Two Worlds and In Between: The Best of Caitlin R. Kiernan (Volume One)

Home > Other > Two Worlds and In Between: The Best of Caitlin R. Kiernan (Volume One) > Page 29
Two Worlds and In Between: The Best of Caitlin R. Kiernan (Volume One) Page 29

by Caitlin R. Kiernan


  “Is it over?” Mary Rose asks, speaking very quietly, and Biancabella holds an index finger up to her lips, hush.

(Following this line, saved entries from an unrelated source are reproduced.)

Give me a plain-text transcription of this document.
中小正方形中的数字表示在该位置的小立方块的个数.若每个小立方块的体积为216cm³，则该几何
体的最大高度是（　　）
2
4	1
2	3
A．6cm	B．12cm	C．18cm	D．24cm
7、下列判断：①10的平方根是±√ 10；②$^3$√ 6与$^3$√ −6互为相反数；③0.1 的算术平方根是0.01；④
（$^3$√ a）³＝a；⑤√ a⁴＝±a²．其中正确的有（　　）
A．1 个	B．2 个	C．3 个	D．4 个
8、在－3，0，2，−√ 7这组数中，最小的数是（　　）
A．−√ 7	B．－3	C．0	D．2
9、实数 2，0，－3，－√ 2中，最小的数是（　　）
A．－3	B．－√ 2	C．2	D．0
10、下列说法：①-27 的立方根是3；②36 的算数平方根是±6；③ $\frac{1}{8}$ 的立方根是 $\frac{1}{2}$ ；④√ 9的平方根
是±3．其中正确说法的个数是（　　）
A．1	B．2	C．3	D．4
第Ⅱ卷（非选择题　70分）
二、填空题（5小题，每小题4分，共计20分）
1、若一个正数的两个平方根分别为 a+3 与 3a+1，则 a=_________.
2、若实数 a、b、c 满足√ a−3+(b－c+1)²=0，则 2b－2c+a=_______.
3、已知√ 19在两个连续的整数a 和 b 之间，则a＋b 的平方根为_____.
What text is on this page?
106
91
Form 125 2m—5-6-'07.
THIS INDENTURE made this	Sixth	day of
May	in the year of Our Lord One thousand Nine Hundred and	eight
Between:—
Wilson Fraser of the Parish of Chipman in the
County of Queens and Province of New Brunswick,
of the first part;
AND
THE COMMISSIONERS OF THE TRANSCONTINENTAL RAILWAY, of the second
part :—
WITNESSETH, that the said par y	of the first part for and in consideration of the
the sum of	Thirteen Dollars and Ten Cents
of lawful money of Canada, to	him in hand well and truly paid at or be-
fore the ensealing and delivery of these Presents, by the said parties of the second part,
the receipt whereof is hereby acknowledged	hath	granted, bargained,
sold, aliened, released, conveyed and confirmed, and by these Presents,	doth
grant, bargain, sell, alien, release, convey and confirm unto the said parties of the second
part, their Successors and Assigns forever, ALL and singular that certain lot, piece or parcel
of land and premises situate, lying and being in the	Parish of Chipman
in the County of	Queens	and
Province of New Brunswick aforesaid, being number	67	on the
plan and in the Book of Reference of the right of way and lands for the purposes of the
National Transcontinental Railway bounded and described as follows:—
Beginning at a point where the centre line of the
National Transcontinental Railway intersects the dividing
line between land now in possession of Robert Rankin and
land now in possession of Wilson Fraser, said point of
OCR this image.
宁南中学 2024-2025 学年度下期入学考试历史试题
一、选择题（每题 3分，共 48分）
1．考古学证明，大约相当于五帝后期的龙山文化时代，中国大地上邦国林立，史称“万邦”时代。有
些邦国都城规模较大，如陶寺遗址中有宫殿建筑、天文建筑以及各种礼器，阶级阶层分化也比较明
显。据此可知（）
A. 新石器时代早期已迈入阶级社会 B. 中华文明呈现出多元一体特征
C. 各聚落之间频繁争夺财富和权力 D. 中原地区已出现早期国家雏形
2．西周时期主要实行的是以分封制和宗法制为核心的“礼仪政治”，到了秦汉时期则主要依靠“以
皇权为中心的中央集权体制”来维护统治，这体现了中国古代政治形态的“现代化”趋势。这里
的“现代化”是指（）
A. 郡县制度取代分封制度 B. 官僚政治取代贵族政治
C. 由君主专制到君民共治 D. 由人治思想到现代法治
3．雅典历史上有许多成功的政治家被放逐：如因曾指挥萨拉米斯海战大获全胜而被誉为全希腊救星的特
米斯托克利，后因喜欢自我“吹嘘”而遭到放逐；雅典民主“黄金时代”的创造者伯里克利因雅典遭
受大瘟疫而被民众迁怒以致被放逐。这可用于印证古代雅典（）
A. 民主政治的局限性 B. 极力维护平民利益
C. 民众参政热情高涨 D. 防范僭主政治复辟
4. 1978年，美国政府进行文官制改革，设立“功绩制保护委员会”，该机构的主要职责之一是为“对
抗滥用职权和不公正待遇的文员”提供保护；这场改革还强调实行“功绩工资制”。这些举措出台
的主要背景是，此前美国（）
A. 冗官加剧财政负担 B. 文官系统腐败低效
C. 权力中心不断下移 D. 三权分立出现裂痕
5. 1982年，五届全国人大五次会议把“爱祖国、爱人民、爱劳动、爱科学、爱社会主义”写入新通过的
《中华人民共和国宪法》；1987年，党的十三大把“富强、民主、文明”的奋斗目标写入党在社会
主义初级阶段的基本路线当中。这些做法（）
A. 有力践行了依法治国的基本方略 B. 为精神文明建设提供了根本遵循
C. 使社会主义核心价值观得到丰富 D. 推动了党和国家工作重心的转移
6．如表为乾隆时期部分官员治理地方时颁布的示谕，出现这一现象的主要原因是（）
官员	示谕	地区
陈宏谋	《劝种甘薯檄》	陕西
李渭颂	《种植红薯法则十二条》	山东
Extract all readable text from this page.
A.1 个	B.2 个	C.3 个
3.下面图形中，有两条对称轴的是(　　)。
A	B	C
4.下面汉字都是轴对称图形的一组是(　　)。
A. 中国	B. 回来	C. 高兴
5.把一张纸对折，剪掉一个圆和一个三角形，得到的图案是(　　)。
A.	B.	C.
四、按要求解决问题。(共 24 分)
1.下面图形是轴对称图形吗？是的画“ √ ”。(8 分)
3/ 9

  The Ladies of the Stephens Ward Tea League and Society of Resurrectionists wait together in the long hall outside the door to the Crimson Room. Miss Aramat is sitting on the stairs, alone with Porcelina’s body in her arms, singing softly to herself or to Porcelina’s ghost – Blacks and bays, dapples and greys, when you wake you shall have all the pretty little horses. The bread knife she used to cut Porcelina’s throat lies at her feet, sticky with drying blood. The house on East Hall Street is quiet now, breathless in the battered silence after the storm, and there’s only Miss Aramat’s voice and the obstinate ticking of the grandfather clock by the stairs, the distant ticking of other clocks in other rooms.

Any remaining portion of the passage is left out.